El Centrocampista

DANCING IN THE DELUGE – How Bielsa’s boys almost broke Barça

By Lee Roden

In the most anticipated meeting of the minds since Craig Charles joined Coronation Street, Pep Guardiola and Marcelo Bielsa came head to head at the San Mames tonight.

It was a match that in reality was far from classic in terms of quality, but top drawer in the entertainment department.

Having earlier been sent a picture of Barcelona’s Passeig de Gracia metro station looking like an underground river, I had a feeling that the conditions further north would be no better. As it turns out, the pitch in Bilbao started off terribly and ended up like a pigsty.

It was clear from the start that both teams would need to adjust their tactics accordingly, and Athletic seemed the most prepared to do so. Barcelona conversely, often resorted to hurried passing and long ball tactics that didn’t really pay off.

Whilst Athletic seemed to thrive on the weather, Barça looked uncomfortable. This was soon proven when Bilbao went one ahead courtesy of a swift counterattacking move. Though Barça’s equaliser arrived in due time, it was fittingly un-Barcelona like, with Eric Abidal playing a perfect high cross onto the head of Cesc Fabregas, who thundered the ball into the net.

Barça were showing signs of a team out of sorts, and this was no more apparent than when Javier Mascherano played a long ball to nowhere into his own half from the middle of the pitch, resulting in a corner for the home team.

From the subsequent set play, Abidal made a poor clearance that Llorente soon pounced upon, and the ball hit the back of the net courtesy of Gerard Pique’s boot. The farcical nature of both the build-up play and the goal itself was a perfect snapshot of what the game was quickly becoming due to the weather.

Despite the torrential rain, the flow of the game showed that under Bielsa, Bilbao are much better equipped to try and win these kind of fixtures against teams like Barcelona.

Whilst in the past the Basques would have shut up shop and hoped for a lucky break, they now defended intelligently then moved the ball with frightening speed and accuracy on the counter attack, displaying some of the best one touch passing I’ve witnessed in La Liga all season. This was even more admirable considering the difficult surface.

Iker Muniain in particular was fantastic throughout, and seemed to have an ongoing battle with Andres Iniesta over who could hold the ball for the longest under pressure. In the end, the youngster probably won. Despite squandering a brilliant chance to put Athletic ahead early on, Muniain held the ball with incredible composure considering the constant Barça pressing and difficulty of the pitch.

And then we turn our heads to Messi. The Argentine’s performance in the Basque country wasn’t one of his best, and yet as is so often true, he scored a vital goal after playing poorly by his standards. Messi has a unique ability to do nothing for 89 minutes, and do everything in one.

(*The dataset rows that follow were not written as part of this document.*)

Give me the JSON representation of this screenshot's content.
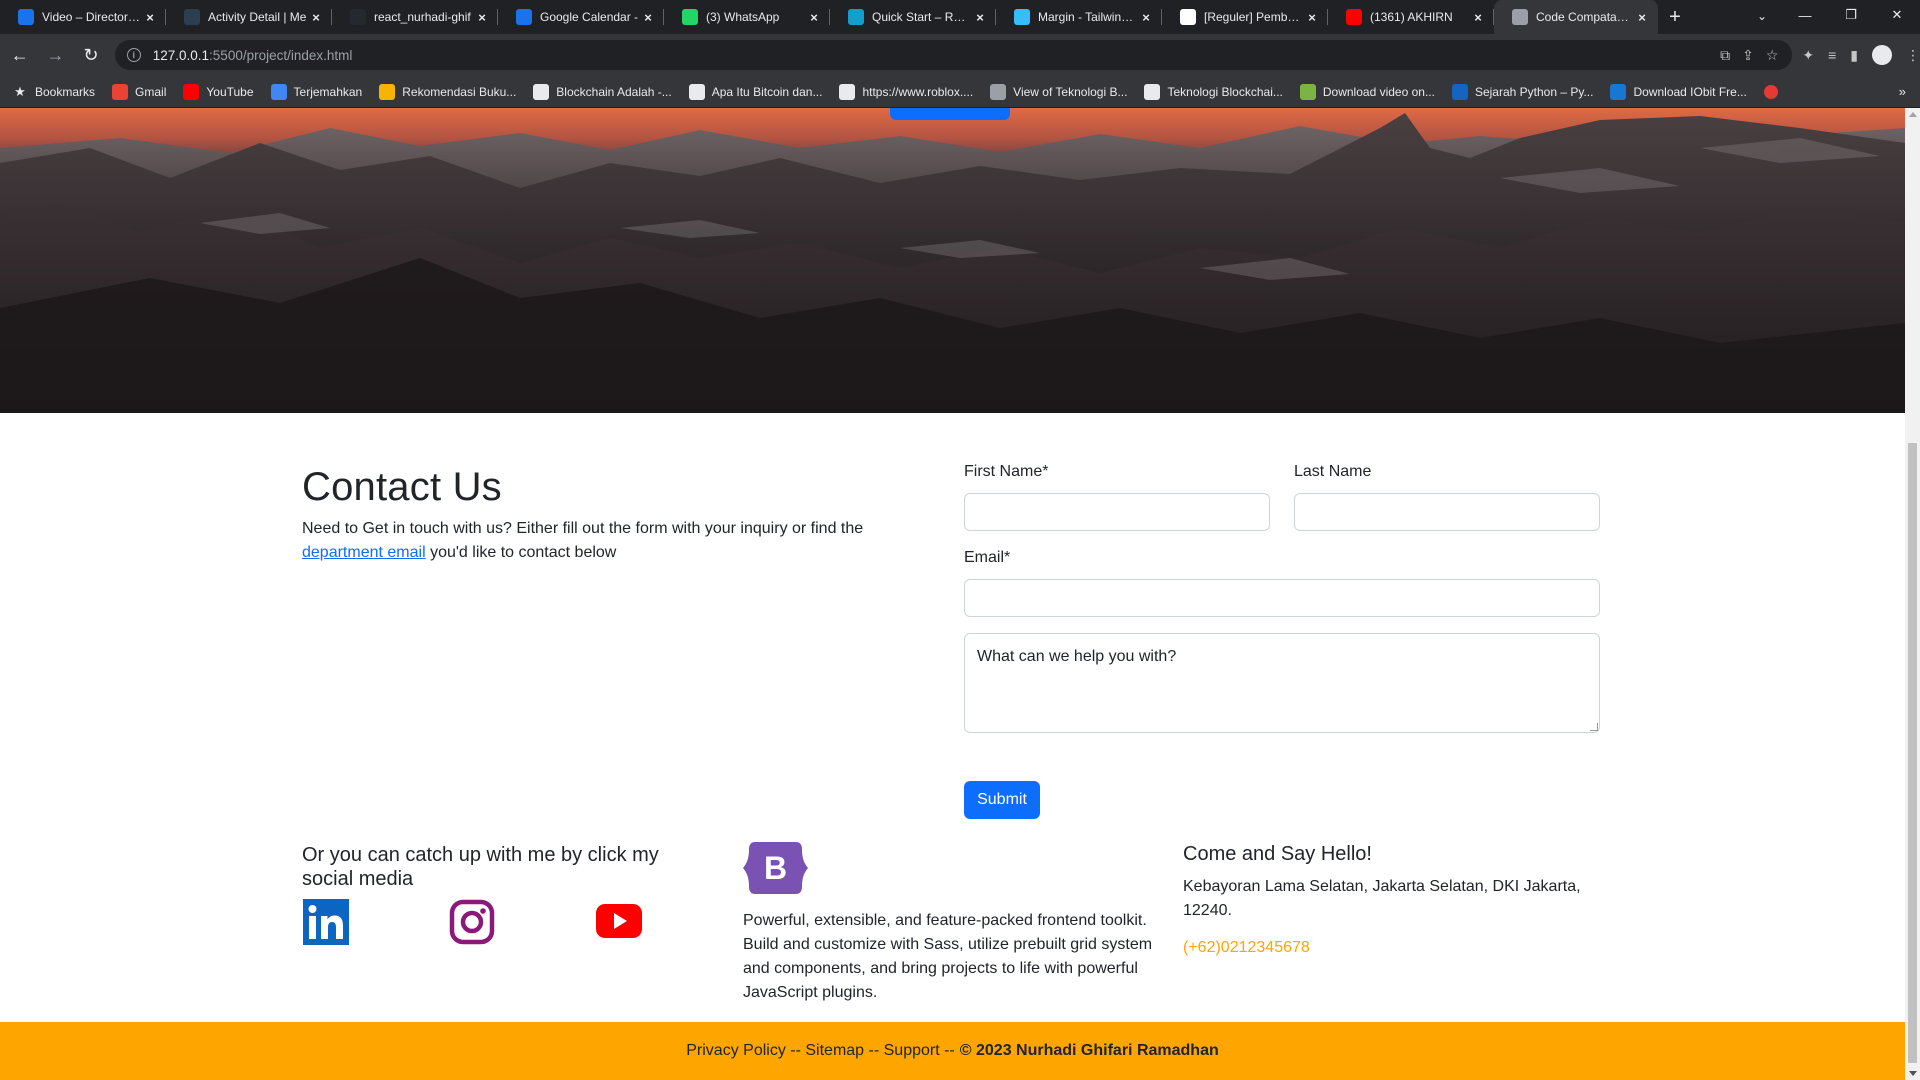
{
  "browser": {
    "tabs": [
      {
        "title": "Video – Directory S",
        "icon": "video-icon",
        "color": "#1a73e8"
      },
      {
        "title": "Activity Detail | Me",
        "icon": "dicoding-icon",
        "color": "#2d3e50"
      },
      {
        "title": "react_nurhadi-ghif",
        "icon": "github-icon",
        "color": "#24292f"
      },
      {
        "title": "Google Calendar -",
        "icon": "calendar-icon",
        "color": "#1a73e8"
      },
      {
        "title": "(3) WhatsApp",
        "icon": "whatsapp-icon",
        "color": "#25d366"
      },
      {
        "title": "Quick Start – React",
        "icon": "react-icon",
        "color": "#149eca"
      },
      {
        "title": "Margin - Tailwind C",
        "icon": "tailwind-icon",
        "color": "#38bdf8"
      },
      {
        "title": "[Reguler] Pembelaj",
        "icon": "notion-icon",
        "color": "#ffffff"
      },
      {
        "title": "(1361) AKHIRN",
        "icon": "youtube-icon",
        "color": "#ff0000"
      },
      {
        "title": "Code Compatance",
        "icon": "globe-icon",
        "color": "#9aa0a6",
        "active": true
      }
    ],
    "url_host": "127.0.0.1",
    "url_path": ":5500/project/index.html",
    "bookmarks": [
      {
        "label": "Bookmarks",
        "icon": "star-icon",
        "color": "#e8eaed"
      },
      {
        "label": "Gmail",
        "icon": "gmail-icon",
        "color": "#ea4335"
      },
      {
        "label": "YouTube",
        "icon": "youtube-icon",
        "color": "#ff0000"
      },
      {
        "label": "Terjemahkan",
        "icon": "translate-icon",
        "color": "#4285f4"
      },
      {
        "label": "Rekomendasi Buku...",
        "icon": "coin-icon",
        "color": "#f4b400"
      },
      {
        "label": "Blockchain Adalah -...",
        "icon": "globe-icon",
        "color": "#e8eaed"
      },
      {
        "label": "Apa Itu Bitcoin dan...",
        "icon": "globe-icon",
        "color": "#e8eaed"
      },
      {
        "label": "https://www.roblox....",
        "icon": "globe-icon",
        "color": "#e8eaed"
      },
      {
        "label": "View of Teknologi B...",
        "icon": "journal-icon",
        "color": "#9aa0a6"
      },
      {
        "label": "Teknologi Blockchai...",
        "icon": "d-icon",
        "color": "#e8eaed"
      },
      {
        "label": "Download video on...",
        "icon": "download-icon",
        "color": "#7cb342"
      },
      {
        "label": "Sejarah Python – Py...",
        "icon": "python-icon",
        "color": "#1565c0"
      },
      {
        "label": "Download IObit Fre...",
        "icon": "iobit-icon",
        "color": "#1976d2"
      }
    ]
  },
  "contact": {
    "title": "Contact Us",
    "text_before": "Need to Get in touch with us? Either fill out the form with your inquiry or find the ",
    "link": "department email",
    "text_after": " you'd like to contact below"
  },
  "form": {
    "first_name_label": "First Name*",
    "last_name_label": "Last Name",
    "email_label": "Email*",
    "message_placeholder": "What can we help you with?",
    "submit_label": "Submit"
  },
  "social": {
    "title": "Or you can catch up with me by click my social media",
    "icons": [
      "linkedin-icon",
      "instagram-icon",
      "youtube-icon"
    ]
  },
  "bootstrap": {
    "logo_letter": "B",
    "description": "Powerful, extensible, and feature-packed frontend toolkit. Build and customize with Sass, utilize prebuilt grid system and components, and bring projects to life with powerful JavaScript plugins."
  },
  "hello": {
    "title": "Come and Say Hello!",
    "address": "Kebayoran Lama Selatan, Jakarta Selatan, DKI Jakarta, 12240.",
    "phone": "(+62)0212345678"
  },
  "footer": {
    "links": "Privacy Policy -- Sitemap -- Support --",
    "copyright": "© 2023 Nurhadi Ghifari Ramadhan"
  },
  "colors": {
    "primary": "#0d6efd",
    "footer_bg": "#ffa500",
    "phone": "#ffa500",
    "bootstrap_purple": "#7952b3"
  }
}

This was to be the case when he pounced on an error from Iturraspe in the dying seconds and fired the ball home, rescuing a point for Barcelona and lessening the damage done by Real Madrid. What is truly ironic is that now that Messi has scored in an away tie, pressure will no doubt turn elsewhere. Yet this doesn’t change the fact that he didn’t play well, and shows the skewed priorities often exhibited in the Spanish media.

For a game billed as master vs. padawan, the battle of the coaches had little impact in the end. It was the weather, not tactical brilliance that decided this tie. Looking forward, the return fixture next year is a mouth-watering thought, and it’s clear that Athletic are a team truly on the up.